За два дня до своей смерти (14 апреля 1856 года) Чаадаев был еще в Английском клубе и радовался окончанию войны. В это время в «говорильне» смело обсуждались политические вопросы, говорили о войне и о крепостничестве.

И даже сам Николай Iчутко прислушивался к этим митингам в «говорильне» и не без тревоги спрашивал приближенных:

– А что об этом говорят в Москве, в Английском клубе?

А.С. Пушкин писал о Московском клубе: В клобе я не был – чуть ли не исключен, ибо позабыл возобновить свой билет. Надобно будет заплатить 300 рублей штрафу, а я весь Английский клоб готов продать за 200».

Н.А. Некрасов писал об Английском клубе:

Наши Фоксы и Роберты Пили

Здесь за благо отечества пили,

Здесь бывали интимны они.

Л.Н. Толстой «Анна Каренина».

«Левин приехал в клуб в самое время. Вместе с ним подъезжали гости и члены. Левин не был в клубе очень давно… Он помнил клуб, внешние подробности его устройства, но совсем забыл то впечатление, которое он в прежнее время испытывал в клубе. Но только что, въехав на широкий полукруглый двор и слезши с извозчика, он вступил на крыльцо и навстречу ему швейцар в перевязи беззвучно отворил дверь и поклонился; только что он увидел в швейцарской калоши и шубы членов, сообразивших, что менее труда снимать калоши внизу, чем вносить их наверх; только что он услыхал таинственный, предшествующий ему звонок и увидал, входя по отлогой ковровой лестнице, статую на площадке и в верхних дверях третьего, состарившегося знакомого швейцара в клубной ливрее, неторопливо и не медля отворявшего дверь и оглядывавшего гостя, – Левина охватило давнишнее впечатление клуба, впечатление отдыха, довольства и приличия".

Л.Н. Толстой. «Война и мир».

«На другой день, 3-го марта, во втором часу пополудни, 250 человек членов Английского клуба и 50 человек гостей ожидали к обеду дорого гостя и героя Австрийского похода, князя Багратиона… В Английском клубе, где собиралось все, что было знатного, имеющего верные сведения и вес, в декабре месяце, когда стали приходить известия, ничего не говорили про войну и про последнее сражение, как будто все сговорились молчать о нем. Люди, дававшие направление разговорам, не показывались в клубе, а собирались по домам, в своих интимных кружках, и москвичи, говорившие с чужих голосов, оставались на короткое время без определенного суждения о деле войны и без руководителей. Но через несколько времени, как присяжные выходят из совещательной комнаты, появились и тузы, дававшие мнение в клубе, и все заговорило ясно и определенно.
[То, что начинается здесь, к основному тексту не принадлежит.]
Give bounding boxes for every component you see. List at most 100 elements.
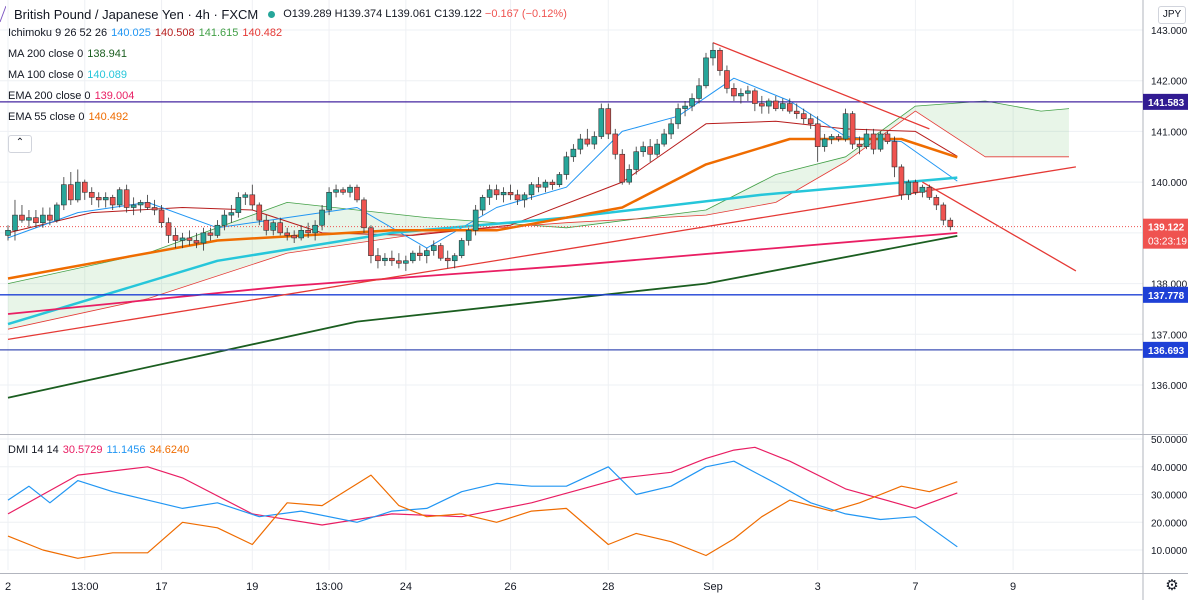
candle-body xyxy=(745,90,751,94)
indicator-label: MA 200 close 0 xyxy=(8,48,84,60)
gear-icon[interactable]: ⚙ xyxy=(1165,577,1179,594)
candle-body xyxy=(61,184,67,206)
candle-body xyxy=(151,207,158,211)
candle-body xyxy=(472,209,479,231)
indicator-legend-row[interactable]: Ichimoku 9 26 52 26 140.025 140.508 141.615… xyxy=(8,27,282,39)
symbol-title[interactable]: British Pound / Japanese Yen · 4h · FXCM xyxy=(14,6,259,22)
candle-body xyxy=(102,197,109,201)
level-price-label: 136.693 xyxy=(1148,346,1185,357)
level-price-label: 137.778 xyxy=(1148,291,1185,302)
indicator-legend-row[interactable]: MA 100 close 0 140.089 xyxy=(8,69,127,81)
indicator-label: EMA 55 close 0 xyxy=(8,111,85,123)
candle-body xyxy=(368,227,374,256)
ohlc-value: C139.122 xyxy=(434,8,482,20)
candle-body xyxy=(786,103,793,112)
candle-body xyxy=(647,146,653,155)
candle-body xyxy=(263,219,270,231)
candle-body xyxy=(724,70,730,89)
candle-body xyxy=(75,181,81,201)
dmi-tick-label: 20.0000 xyxy=(1151,518,1188,529)
time-tick-label: 3 xyxy=(815,581,821,593)
bar-countdown-label: 03:23:19 xyxy=(1148,237,1187,248)
indicator-value: 139.004 xyxy=(94,90,135,102)
candle-body xyxy=(912,181,919,193)
candle-body xyxy=(577,138,584,150)
candle-body xyxy=(689,98,695,107)
candle-body xyxy=(270,222,277,231)
indicator-legend-row[interactable]: EMA 55 close 0 140.492 xyxy=(8,111,128,123)
dmi-value: 11.1456 xyxy=(106,444,146,456)
candle-body xyxy=(535,184,542,188)
candle-body xyxy=(772,100,779,109)
currency-button[interactable]: JPY xyxy=(1158,6,1186,24)
dmi-tick-label: 40.0000 xyxy=(1151,463,1188,474)
candle-body xyxy=(668,123,674,135)
indicator-value: 140.508 xyxy=(154,27,195,39)
indicator-legend-row[interactable]: MA 200 close 0 138.941 xyxy=(8,48,127,60)
candle-body xyxy=(235,197,242,213)
candle-body xyxy=(228,212,235,216)
candle-body xyxy=(863,133,870,147)
cloud-fill xyxy=(8,101,1069,330)
lower-trendline xyxy=(7,166,1077,341)
candle-body xyxy=(451,255,458,262)
candle-body xyxy=(81,181,88,193)
indicator-value: 141.615 xyxy=(198,27,239,39)
indicator-legend-row[interactable]: EMA 200 close 0 139.004 xyxy=(8,90,134,102)
candle-body xyxy=(905,181,912,196)
candle-body xyxy=(68,184,74,201)
time-tick-label: 9 xyxy=(1010,581,1016,593)
dmi-series-line xyxy=(7,474,958,559)
price-tick-label: 142.000 xyxy=(1151,77,1188,88)
candle-body xyxy=(654,143,660,155)
candle-body xyxy=(291,235,297,239)
candle-body xyxy=(458,240,465,256)
candle-body xyxy=(570,148,577,158)
candle-body xyxy=(116,189,123,206)
indicator-value: 138.941 xyxy=(87,48,127,60)
candle-body xyxy=(186,237,193,241)
candle-body xyxy=(696,85,702,99)
candle-body xyxy=(521,194,528,201)
candle-body xyxy=(12,214,18,231)
candle-body xyxy=(47,214,53,221)
candle-body xyxy=(396,260,402,264)
indicator-lines xyxy=(0,42,1143,399)
candle-body xyxy=(898,166,905,196)
indicator-value: 140.025 xyxy=(111,27,151,39)
candle-body xyxy=(710,49,716,59)
candle-body xyxy=(437,245,444,259)
drawing-line-icon xyxy=(0,5,6,23)
upper-trendline xyxy=(712,42,930,130)
dmi-series-line xyxy=(7,446,958,526)
candle-body xyxy=(766,100,772,107)
level-price-label: 141.583 xyxy=(1148,98,1185,109)
candle-body xyxy=(633,151,640,170)
candle-body xyxy=(591,136,598,145)
collapse-legend-button[interactable]: ⌃ xyxy=(8,135,32,153)
candle-body xyxy=(933,197,940,206)
dmi-value: 30.5729 xyxy=(62,444,103,456)
time-tick-label: 13:00 xyxy=(71,581,99,593)
candle-body xyxy=(717,49,723,71)
market-status-icon xyxy=(268,10,276,18)
price-tick-label: 136.000 xyxy=(1151,381,1188,392)
indicator-label: MA 100 close 0 xyxy=(8,69,84,81)
price-tick-label: 140.000 xyxy=(1151,178,1188,189)
candle-body xyxy=(375,255,381,262)
candle-body xyxy=(298,230,304,239)
price-tick-label: 137.000 xyxy=(1151,330,1188,341)
level-price-label-bg xyxy=(1143,341,1188,358)
candle-body xyxy=(221,214,228,226)
time-tick-label: Sep xyxy=(703,581,723,593)
candle-body xyxy=(361,199,367,229)
candle-body xyxy=(703,57,709,87)
candle-body xyxy=(40,214,46,224)
candle-body xyxy=(165,222,172,236)
candle-body xyxy=(870,133,877,150)
candle-body xyxy=(752,90,758,104)
indicator-value: 140.492 xyxy=(88,111,129,123)
time-tick-label: 2 xyxy=(5,581,11,593)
3-го марта во всех комнатах Английского клуба стоял стон разговаривающих голосов, и, как пчелы на весеннем пролете, сновали взад и вперед, сидели, стояли, сходились и расходились, в мундирах, фраках и еще кое-кто в пудре и кафтанах, члены и гости клуба. Пудреные, в чулках и башмаках, ливрейные лакеи стояли у каждой двери и напряженно старались уловить каждое движение гостей и членов клуба, чтобы предложить свои услуги. Большинство присутствовавших были старые, почтенные люди с широкими, самоуверенными лицами, толстыми пальцами, твердыми движениями и голосами. Этого рода гости и члены сидели по известным, привычным местам и сходились в известных, привычных кружках.

300 человек разместились в столовой по чинам и важности, кто поважнее – поближе к чествуемому гостю: так же естественно, как вода разливается туда глубже, где местность ниже».